Patient Furyk plots a certain course

 

BEFORE HE embarked on his second round over the Lake Course here at the Olympic Club, Jim Furyk – champion in 2003, but without a second Major title to his career curriculum vitae – knew that he had to hit the practice putting green. In Thursday’s first round, he’d left an inordinate number of long putts short of the hole. It wasn’t like him. And he needed to rectify it.

All that time spent on the putting green in the company of his caddie Mike ‘Fluff’ Cowan reaped dividends, as Furyk – sticking to a non-aggressive gameplan – claimed the early clubhouse lead in the second round of the 112th US Open.

Furyk shot a 69 to add to his opening 70 to set the target on 139, one-under-par.

As first round leader Michael Thompson capitulated over the early holes of his second round, Furyk – who mixed three birdies with two bogeys – moved into a position of strength.

“I kind of plodded along,” admitted Furyk, summarising succinctly the mentality and patience required of anyone seeking to eke out a score on narrow fairways and small, rock-hard greens.

Furyk’s game plan worked a treat. “I felt better with the putter, gave the ball a little more opportunity to go in,” he said, most notably at the Par 3 third where he rolled in a 45-footer from off the putting surface.

A winner of the championship at Olympia Fields outside of Chicago nine years ago, Furyk heads into the weekend attempting to follow up that lone Major title here at the Olympic Club. A sort of symmetry? Perhaps, but he is now a more experienced player and someone who knows precisely what is demanded of him.

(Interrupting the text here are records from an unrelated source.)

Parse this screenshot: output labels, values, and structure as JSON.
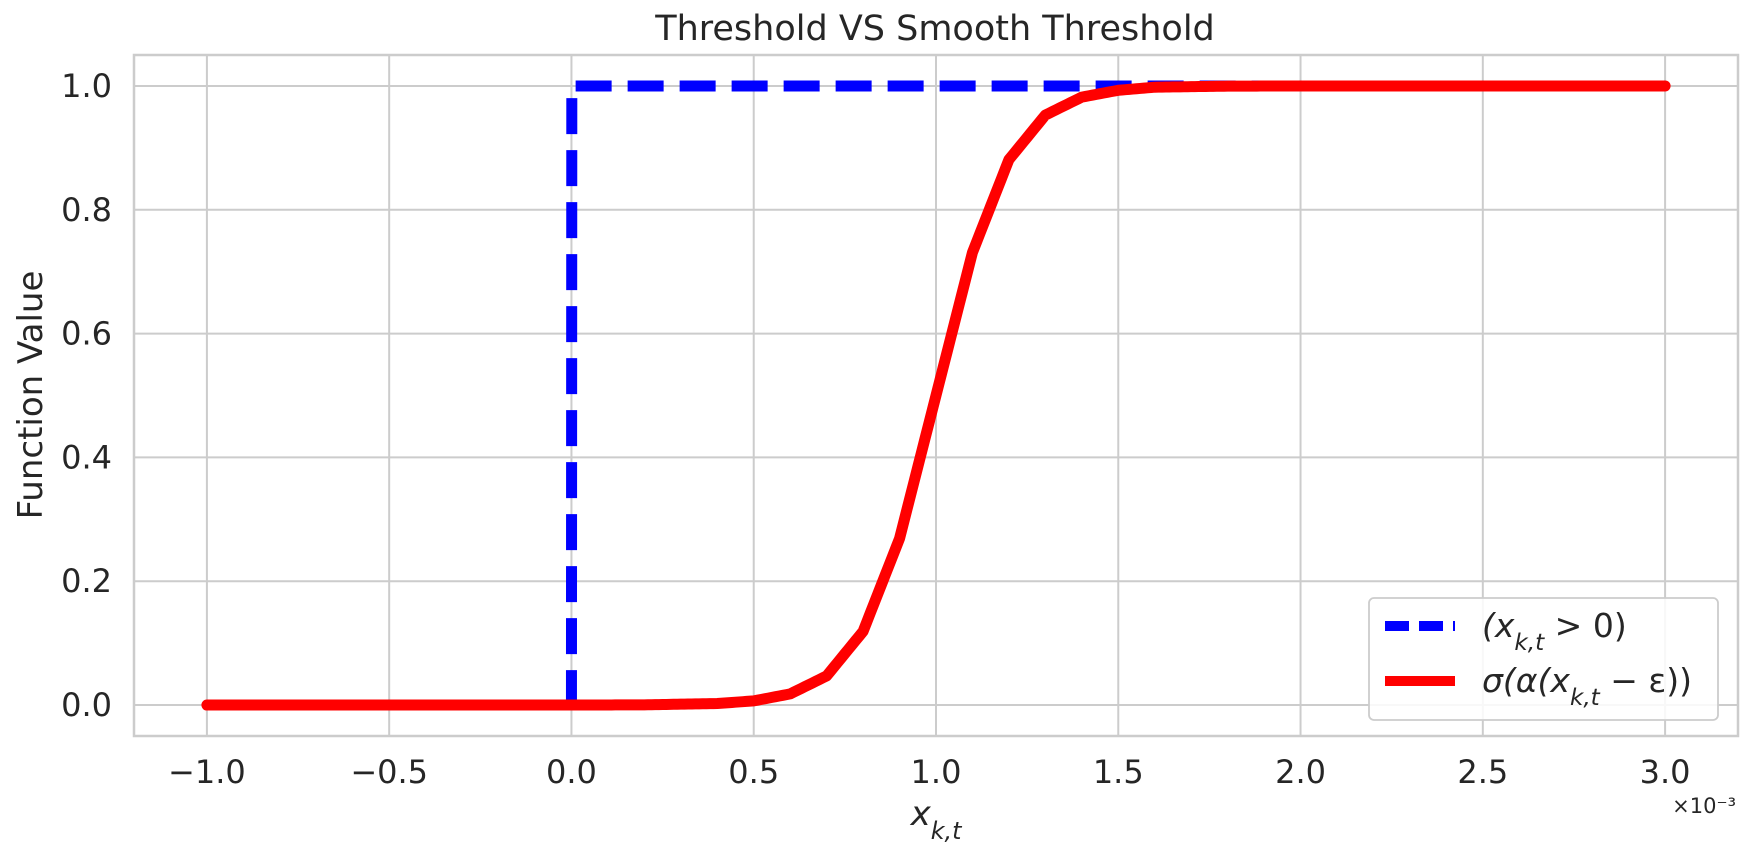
{
  "chart_data": {
    "type": "line",
    "title": "Threshold VS Smooth Threshold",
    "xlabel": "x_{k,t}",
    "ylabel": "Function Value",
    "x_offset_label": "×10⁻³",
    "xlim": [
      -1.2,
      3.2
    ],
    "ylim": [
      -0.05,
      1.05
    ],
    "x_ticks": [
      -1.0,
      -0.5,
      0.0,
      0.5,
      1.0,
      1.5,
      2.0,
      2.5,
      3.0
    ],
    "x_tick_labels": [
      "−1.0",
      "−0.5",
      "0.0",
      "0.5",
      "1.0",
      "1.5",
      "2.0",
      "2.5",
      "3.0"
    ],
    "y_ticks": [
      0.0,
      0.2,
      0.4,
      0.6,
      0.8,
      1.0
    ],
    "y_tick_labels": [
      "0.0",
      "0.2",
      "0.4",
      "0.6",
      "0.8",
      "1.0"
    ],
    "grid": true,
    "legend_position": "lower-right",
    "series": [
      {
        "name": "(x_{k,t} > 0)",
        "color": "#0000ff",
        "style": "dashed",
        "x": [
          -0.003,
          -0.002,
          -0.001,
          0.0,
          0.001,
          0.002,
          3.0
        ],
        "y": [
          0.0,
          0.0,
          0.0,
          0.0,
          1.0,
          1.0,
          1.0
        ]
      },
      {
        "name": "σ(α(x_{k,t} − ε))",
        "color": "#ff0000",
        "style": "solid",
        "x": [
          -1.0,
          -0.5,
          0.0,
          0.2,
          0.4,
          0.5,
          0.6,
          0.7,
          0.8,
          0.9,
          1.0,
          1.1,
          1.2,
          1.3,
          1.4,
          1.5,
          1.6,
          1.8,
          2.0,
          2.5,
          3.0
        ],
        "y": [
          0.0,
          0.0,
          0.0,
          0.0003,
          0.0025,
          0.0067,
          0.018,
          0.047,
          0.119,
          0.269,
          0.5,
          0.731,
          0.881,
          0.953,
          0.982,
          0.993,
          0.998,
          0.9997,
          1.0,
          1.0,
          1.0
        ]
      }
    ]
  }
}
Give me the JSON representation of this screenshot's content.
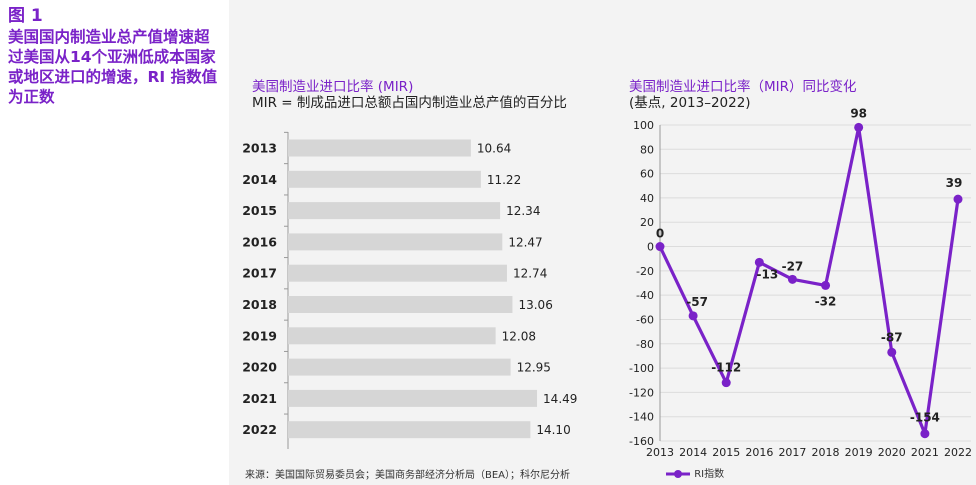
{
  "figure": {
    "label": "图 1",
    "title": "美国国内制造业总产值增速超过美国从14个亚洲低成本国家或地区进口的增速，RI 指数值为正数"
  },
  "source": "来源：美国国际贸易委员会；美国商务部经济分析局（BEA）；科尔尼分析",
  "colors": {
    "accent": "#7a22c8",
    "bar": "#d6d6d6",
    "panel_bg": "#f3f3f3"
  },
  "chart_data": [
    {
      "type": "bar",
      "orientation": "horizontal",
      "title": "美国制造业进口比率 (MIR)",
      "subtitle": "MIR = 制成品进口总额占国内制造业总产值的百分比",
      "categories": [
        "2013",
        "2014",
        "2015",
        "2016",
        "2017",
        "2018",
        "2019",
        "2020",
        "2021",
        "2022"
      ],
      "values": [
        10.64,
        11.22,
        12.34,
        12.47,
        12.74,
        13.06,
        12.08,
        12.95,
        14.49,
        14.1
      ],
      "value_labels": [
        "10.64",
        "11.22",
        "12.34",
        "12.47",
        "12.74",
        "13.06",
        "12.08",
        "12.95",
        "14.49",
        "14.10"
      ],
      "xlim": [
        0,
        16
      ],
      "grid": false
    },
    {
      "type": "line",
      "title": "美国制造业进口比率（MIR）同比变化",
      "subtitle": "(基点, 2013–2022)",
      "x": [
        "2013",
        "2014",
        "2015",
        "2016",
        "2017",
        "2018",
        "2019",
        "2020",
        "2021",
        "2022"
      ],
      "series": [
        {
          "name": "RI指数",
          "values": [
            0,
            -57,
            -112,
            -13,
            -27,
            -32,
            98,
            -87,
            -154,
            39
          ]
        }
      ],
      "ylim": [
        -160,
        100
      ],
      "yticks": [
        100,
        80,
        60,
        40,
        20,
        0,
        -20,
        -40,
        -60,
        -80,
        -100,
        -120,
        -140,
        -160
      ],
      "grid": true,
      "legend": "bottom"
    }
  ]
}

“I realise that, at 42, the windows not wide open anymore (as far as winning more Majors). I have a lot more good years behind me than I probably do ahead of me, but I still feel like I’ve got some game. I’ve got some more tournaments to win. I’ve always said, we’re judged by the number of events we win and by the number of Major championships we win, and it would be a blessing for me to get another Major championship under my belt.”

Of the course, he said: “It’s draining both mentally and physically. You have to be on top of your game the whole time.

“It’s get the ball in the fairway or in a playable spot as best you can, get the ball on the green or in a playable spot as best you can and try to make four. And then theres going to be a few places you can attack, you got to get some wedges in your hand once in a while.

“ Youre going to get some accessible pins and if you can hit a good shot in there you’ll get some opportunities at birdie. But there’s times where I’m in the middle of the fairway with a 7-iron in my hand and I know that 25, 30 feet’s the best can I do and that’s where Im trying to put the ball.

“So I’m just trying to. . . . plod, I think, is a good word. You take what the course gives you and play the best you can from there,” said patient Furyk.